WEDNESDAY, Sept. 5 (HealthDay News) -- Levels of perfluorooctanoic acid (PFOA), found in household consumer products, correlate positively with cardiovascular disease (CVD) and peripheral arterial disease (PAD), independently of other variables, according to a study published online Sept. 3 in the Archives of Internal Medicine.
To assess the independent association between PFOA levels and CVD, Anoop Shankar, M.D., Ph.D., from the West Virginia University School of Public Health in Morgantown, and colleagues examined 1,216 subjects (51.2 percent women) participating in the 1999 to 2003 National Health and Nutritional Examination Survey for whom serum PFOA was available.

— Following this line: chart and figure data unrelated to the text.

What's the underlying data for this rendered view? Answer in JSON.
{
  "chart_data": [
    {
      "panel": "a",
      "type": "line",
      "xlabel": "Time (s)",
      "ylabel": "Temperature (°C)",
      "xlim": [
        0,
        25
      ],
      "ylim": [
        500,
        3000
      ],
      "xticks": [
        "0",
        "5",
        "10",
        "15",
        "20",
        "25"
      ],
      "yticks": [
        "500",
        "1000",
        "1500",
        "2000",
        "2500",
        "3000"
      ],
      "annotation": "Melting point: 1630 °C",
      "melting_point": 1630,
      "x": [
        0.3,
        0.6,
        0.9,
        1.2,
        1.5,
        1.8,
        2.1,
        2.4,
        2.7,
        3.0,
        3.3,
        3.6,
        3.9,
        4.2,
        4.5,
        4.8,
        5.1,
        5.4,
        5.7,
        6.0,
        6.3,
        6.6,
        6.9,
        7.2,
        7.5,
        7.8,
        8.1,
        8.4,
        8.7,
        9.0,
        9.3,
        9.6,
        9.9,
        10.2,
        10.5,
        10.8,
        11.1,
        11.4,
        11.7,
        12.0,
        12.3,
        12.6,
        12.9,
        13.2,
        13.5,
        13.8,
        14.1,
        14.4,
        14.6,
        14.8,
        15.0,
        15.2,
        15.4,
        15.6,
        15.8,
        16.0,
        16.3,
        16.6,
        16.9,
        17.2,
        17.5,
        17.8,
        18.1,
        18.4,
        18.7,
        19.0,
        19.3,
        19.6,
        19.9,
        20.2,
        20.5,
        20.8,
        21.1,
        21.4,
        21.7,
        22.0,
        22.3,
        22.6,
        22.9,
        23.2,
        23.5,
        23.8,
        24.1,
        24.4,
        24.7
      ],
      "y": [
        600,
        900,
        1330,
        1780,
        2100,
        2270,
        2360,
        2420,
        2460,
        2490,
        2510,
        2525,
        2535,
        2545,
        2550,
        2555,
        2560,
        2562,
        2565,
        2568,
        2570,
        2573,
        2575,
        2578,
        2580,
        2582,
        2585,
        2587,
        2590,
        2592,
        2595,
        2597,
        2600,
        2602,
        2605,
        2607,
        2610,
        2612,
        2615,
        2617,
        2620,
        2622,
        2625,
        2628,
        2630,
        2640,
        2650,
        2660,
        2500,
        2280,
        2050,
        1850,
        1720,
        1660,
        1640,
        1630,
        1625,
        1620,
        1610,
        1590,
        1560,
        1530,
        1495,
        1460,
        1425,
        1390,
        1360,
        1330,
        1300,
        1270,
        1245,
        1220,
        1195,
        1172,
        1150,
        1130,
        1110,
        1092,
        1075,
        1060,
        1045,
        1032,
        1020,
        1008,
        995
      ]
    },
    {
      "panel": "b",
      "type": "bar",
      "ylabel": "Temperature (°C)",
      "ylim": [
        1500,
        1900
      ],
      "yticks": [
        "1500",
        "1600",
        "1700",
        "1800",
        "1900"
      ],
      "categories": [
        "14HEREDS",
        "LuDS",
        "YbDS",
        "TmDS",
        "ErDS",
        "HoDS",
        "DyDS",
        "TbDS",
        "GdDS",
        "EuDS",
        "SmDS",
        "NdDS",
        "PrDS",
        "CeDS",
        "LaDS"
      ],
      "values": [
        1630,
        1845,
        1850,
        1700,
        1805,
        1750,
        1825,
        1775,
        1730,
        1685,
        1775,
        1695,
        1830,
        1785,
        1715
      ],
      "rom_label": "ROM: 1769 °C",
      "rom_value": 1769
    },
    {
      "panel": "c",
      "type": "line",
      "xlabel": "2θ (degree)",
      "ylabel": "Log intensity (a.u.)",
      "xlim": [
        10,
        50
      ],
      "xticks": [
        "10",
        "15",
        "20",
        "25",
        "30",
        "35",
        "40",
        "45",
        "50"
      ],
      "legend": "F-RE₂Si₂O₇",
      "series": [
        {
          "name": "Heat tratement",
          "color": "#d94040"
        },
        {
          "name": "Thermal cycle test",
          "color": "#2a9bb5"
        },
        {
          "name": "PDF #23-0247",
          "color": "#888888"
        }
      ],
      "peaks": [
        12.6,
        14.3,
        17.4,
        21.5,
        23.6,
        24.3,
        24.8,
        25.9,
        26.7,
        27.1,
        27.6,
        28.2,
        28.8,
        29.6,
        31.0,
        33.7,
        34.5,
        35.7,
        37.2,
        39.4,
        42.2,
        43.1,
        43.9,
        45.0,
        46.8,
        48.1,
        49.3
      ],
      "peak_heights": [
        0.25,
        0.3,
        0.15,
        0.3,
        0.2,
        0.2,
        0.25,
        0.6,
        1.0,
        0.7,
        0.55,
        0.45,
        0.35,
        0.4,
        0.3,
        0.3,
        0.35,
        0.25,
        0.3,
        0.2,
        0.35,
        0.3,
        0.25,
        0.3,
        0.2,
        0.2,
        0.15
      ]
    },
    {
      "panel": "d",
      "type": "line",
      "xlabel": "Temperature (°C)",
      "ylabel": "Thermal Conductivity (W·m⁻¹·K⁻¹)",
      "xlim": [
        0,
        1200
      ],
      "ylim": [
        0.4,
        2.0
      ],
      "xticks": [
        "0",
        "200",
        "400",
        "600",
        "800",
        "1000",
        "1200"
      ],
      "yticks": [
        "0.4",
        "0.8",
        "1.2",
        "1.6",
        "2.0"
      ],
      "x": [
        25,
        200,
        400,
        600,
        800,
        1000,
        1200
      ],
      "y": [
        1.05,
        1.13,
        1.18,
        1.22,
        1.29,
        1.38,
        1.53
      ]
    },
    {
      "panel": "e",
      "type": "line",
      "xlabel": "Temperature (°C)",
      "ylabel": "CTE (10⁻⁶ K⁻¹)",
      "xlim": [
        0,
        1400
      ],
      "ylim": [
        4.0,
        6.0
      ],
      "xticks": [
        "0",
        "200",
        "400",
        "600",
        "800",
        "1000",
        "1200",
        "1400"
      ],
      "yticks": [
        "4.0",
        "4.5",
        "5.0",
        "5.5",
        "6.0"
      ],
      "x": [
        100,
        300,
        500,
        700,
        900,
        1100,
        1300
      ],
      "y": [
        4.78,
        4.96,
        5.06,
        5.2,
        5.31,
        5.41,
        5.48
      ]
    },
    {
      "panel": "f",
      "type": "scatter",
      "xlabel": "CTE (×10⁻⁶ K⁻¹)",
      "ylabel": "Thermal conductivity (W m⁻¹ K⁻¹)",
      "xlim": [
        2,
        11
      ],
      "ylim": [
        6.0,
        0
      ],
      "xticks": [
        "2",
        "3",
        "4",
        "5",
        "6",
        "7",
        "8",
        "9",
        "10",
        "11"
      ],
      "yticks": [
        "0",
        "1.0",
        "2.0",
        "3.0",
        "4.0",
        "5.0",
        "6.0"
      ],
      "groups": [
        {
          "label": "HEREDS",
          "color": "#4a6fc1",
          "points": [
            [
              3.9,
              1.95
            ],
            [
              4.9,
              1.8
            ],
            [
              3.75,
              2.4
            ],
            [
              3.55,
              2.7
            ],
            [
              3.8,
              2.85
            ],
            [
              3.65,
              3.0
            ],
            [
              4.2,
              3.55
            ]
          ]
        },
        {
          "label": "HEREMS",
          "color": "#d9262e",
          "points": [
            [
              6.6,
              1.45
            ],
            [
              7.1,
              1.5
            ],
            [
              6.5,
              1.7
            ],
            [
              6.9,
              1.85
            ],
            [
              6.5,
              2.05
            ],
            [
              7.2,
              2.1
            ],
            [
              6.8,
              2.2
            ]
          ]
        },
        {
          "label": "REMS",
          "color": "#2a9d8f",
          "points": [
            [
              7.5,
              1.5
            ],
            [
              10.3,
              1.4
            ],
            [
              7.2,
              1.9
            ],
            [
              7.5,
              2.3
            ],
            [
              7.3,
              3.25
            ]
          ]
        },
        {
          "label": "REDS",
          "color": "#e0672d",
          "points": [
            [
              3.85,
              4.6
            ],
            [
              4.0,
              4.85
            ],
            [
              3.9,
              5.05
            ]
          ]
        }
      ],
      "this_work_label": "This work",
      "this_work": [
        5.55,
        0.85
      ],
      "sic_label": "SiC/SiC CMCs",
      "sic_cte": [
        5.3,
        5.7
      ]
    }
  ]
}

The researchers observed a positive correlation between increasing serum PFOA levels and CVD and PAD, independent of other variables, including age, sex, race/ethnicity, smoking status, body mass index, diabetes mellitus, hypertension, and serum cholesterol level. Compared with the reference PFOA level (quartile 1), among individuals in quartile 4, the odds ratio for CVD was 2.01 (P = 0.01 for trend), and for PAD was 1.78 (P = 0.04 for trend).
"In a representative cross-sectional sample of the U.S. population, we found that higher PFOA levels are positively associated with self-reported CVD and objectively measured PAD," the authors write. "Our findings, however, should be interpreted with caution because of the possibility of residual confounding and reverse causality."